The Permanent Secretary of the Ministry of Foreign Affairs, Ibrahim Lamuwa, has denied allegations of sexual harassment made by Simisola Fajemirokun-Ajayi, a staff member of the ministry.
The Minister of Foreign Affairs, Yusuf Tuggar, had on May 27, 2024, written to the Head of Civil Service of the Federation, Folasade Yemi-Esan, to probe the allegation.
“Bearing in mind the gravity of the matter, I feel it necessary to draw your attention to it and ask that you handle it accordingly,” Tuggar wrote in the cover attached to the petition.
In an official reaction, through his legal team led by Audu Anuga (SAN), Lamuwa strongly denied all the assertions made by Mrs Fajemirokun-Ajayi, one of the minister’s aides.
In the statement published by PRNigeria on Wednesday, Anuga faulted the claims, saying the accuser read wrong meanings into the courteous dispositions of the Permanent Secretary.
It read: “We are legal representatives of Ambassador Ibrahim Lamuwa, Permanent Secretary, Ministry of Foreign Affairs, have been authorised to make the following statement on his behalf, in response to allegations of sexual harassment levelled against him by Mrs Simisola O. Fajemirokun-Ajayi, an aide to the Honorable Minister of Foreign Affairs.
“The media, particularly the social media, has been inundated with the digital copy of a petition written by legal representatives of Mrs. Fajemirokun-Ajayi against Amb. Lamuwa. This petition was leaked to generate sympathy for her unsubstantiated claims.
“We wish to state categorically that our client has never made any sexual advances towards Mrs. Simisola O. Fajemirokun-Ajayi, who he is aware is a married woman, neither has he ever made suggestive comments or innuendos that requested any form of untoward relationship between himself and her.
“Our client distinctly recalls the events at the ministry’s retreat on October 7th 2023 where Mrs Fajemirokun-Ajayi claims that he invited her to his room. Our client states categorically that he never made such an invitation and that his only communication with Mrs Fajemirokun-Ajayi, which was an overt one, was where he checked on her, like he did to all participants on whether they had been well-lodged in their hotels.
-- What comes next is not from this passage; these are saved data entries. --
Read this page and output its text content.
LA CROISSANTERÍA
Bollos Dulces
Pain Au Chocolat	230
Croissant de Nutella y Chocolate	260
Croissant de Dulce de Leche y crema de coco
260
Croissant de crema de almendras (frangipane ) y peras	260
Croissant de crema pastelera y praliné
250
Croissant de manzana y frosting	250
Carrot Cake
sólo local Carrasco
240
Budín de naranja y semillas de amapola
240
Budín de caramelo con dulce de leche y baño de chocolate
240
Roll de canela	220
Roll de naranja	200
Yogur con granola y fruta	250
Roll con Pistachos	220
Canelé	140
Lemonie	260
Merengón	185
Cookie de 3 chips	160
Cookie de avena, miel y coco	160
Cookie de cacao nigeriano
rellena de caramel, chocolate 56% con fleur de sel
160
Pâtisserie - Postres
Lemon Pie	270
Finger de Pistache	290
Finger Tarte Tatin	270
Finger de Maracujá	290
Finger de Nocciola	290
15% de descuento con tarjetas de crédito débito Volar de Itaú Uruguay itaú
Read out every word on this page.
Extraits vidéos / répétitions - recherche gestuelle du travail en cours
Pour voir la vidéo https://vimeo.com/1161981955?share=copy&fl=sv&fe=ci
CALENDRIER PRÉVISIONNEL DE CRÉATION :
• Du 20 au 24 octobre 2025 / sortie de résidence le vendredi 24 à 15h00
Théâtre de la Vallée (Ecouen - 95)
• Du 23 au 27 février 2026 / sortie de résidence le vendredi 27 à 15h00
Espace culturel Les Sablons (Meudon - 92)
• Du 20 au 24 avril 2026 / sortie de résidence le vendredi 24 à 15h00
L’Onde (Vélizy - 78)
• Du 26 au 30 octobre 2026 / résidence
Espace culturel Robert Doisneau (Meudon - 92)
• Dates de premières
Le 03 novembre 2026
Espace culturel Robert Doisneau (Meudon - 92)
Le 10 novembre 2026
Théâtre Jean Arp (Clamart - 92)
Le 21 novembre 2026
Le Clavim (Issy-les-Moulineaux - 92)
“He further recalls that the instance where he spoke of her as a nursing mother, during the same retreat was in a colloquial conversation they were having with other participants, where one participant even responded jokingly that when a woman says “her baby” it could mean either her husband or one of her children, of which he innocuously joked asking “how big is the baby?”
“Our client maintains that those conversations were made jokingly and sees their misinterpretation as malicious and with ill intent. Our client also maintains that it is absurd for Mrs Fajemirokun-Ajayi to claim that he invited her to Hong Kong, given that the conversation they were both having was on how Hong Kong had digitised its work processes as far back as 1999.
“Our client wonders how such a conversation became interpreted as an invitation for her to travel alongside himself, knowing full well that she is an aide to the minister. How can she leave the minister to follow the permanent secretary on a vacation? Would that not be the height of delusion for the one requesting and the one heeding the request?
“It is clear that the minister’s aide has misinterpreted ordinary conversations, made openly and in the presence of other participants, for untoward intentions. We believe these allegations are directly tied to our client’s firm objections raised regarding Mrs Fajemirokun-Ajayi’s improper requests, particularly regarding financial matters in the ministry.
“For example, Mrs. Fajemirokun-Ajayi made a trip to the World Economic Forum (Davos), of which she sought a reimbursement for the ministry. Our client firmly explained to her that while the ministry may look at avenues to refund her expenses, it is not the appropriate process for a trip to be made without approval, and then funded with taxpayers’ money. after the fact.
“Further to this is the fact of Mrs Fajemirokun-Ajayi’s unfamiliarity with civil service rules and processes, where she had requested access to policy files and even financial records of high-level ministry activities from our client. By no means should the permanent secretary, as chief accounting officer of the ministry, provide such sensitive documents to an aide of the minister, worse via a WhatsApp chat.
“There are due processes in government, and they must be followed. “We must emphasise that Mrs Fajemirokun-Ajayi is a political appointee, not a civil servant. Thus, finance and policy matters are out of her bounds in this instance.
“It is crucial to mention that our client, in all his 32 years of service in the Ministry of Foreign Affairs, never received a query nor a report against him bordering on harassment, let alone sexual harassment. During this period, our client has served in Hong Kong, Canada, Saudi Arabia, Syria and more recently, Senegal, and there has never been a negative report on his conduct in any of these countries.
“Ambassador Lamuwa has also served for nine years in the State House. From the office of the vice president to the office of the chief of staff to the president, and to the office of the president, and no negative report or allegation of any kind has ever been raised against him,” the legal document stated.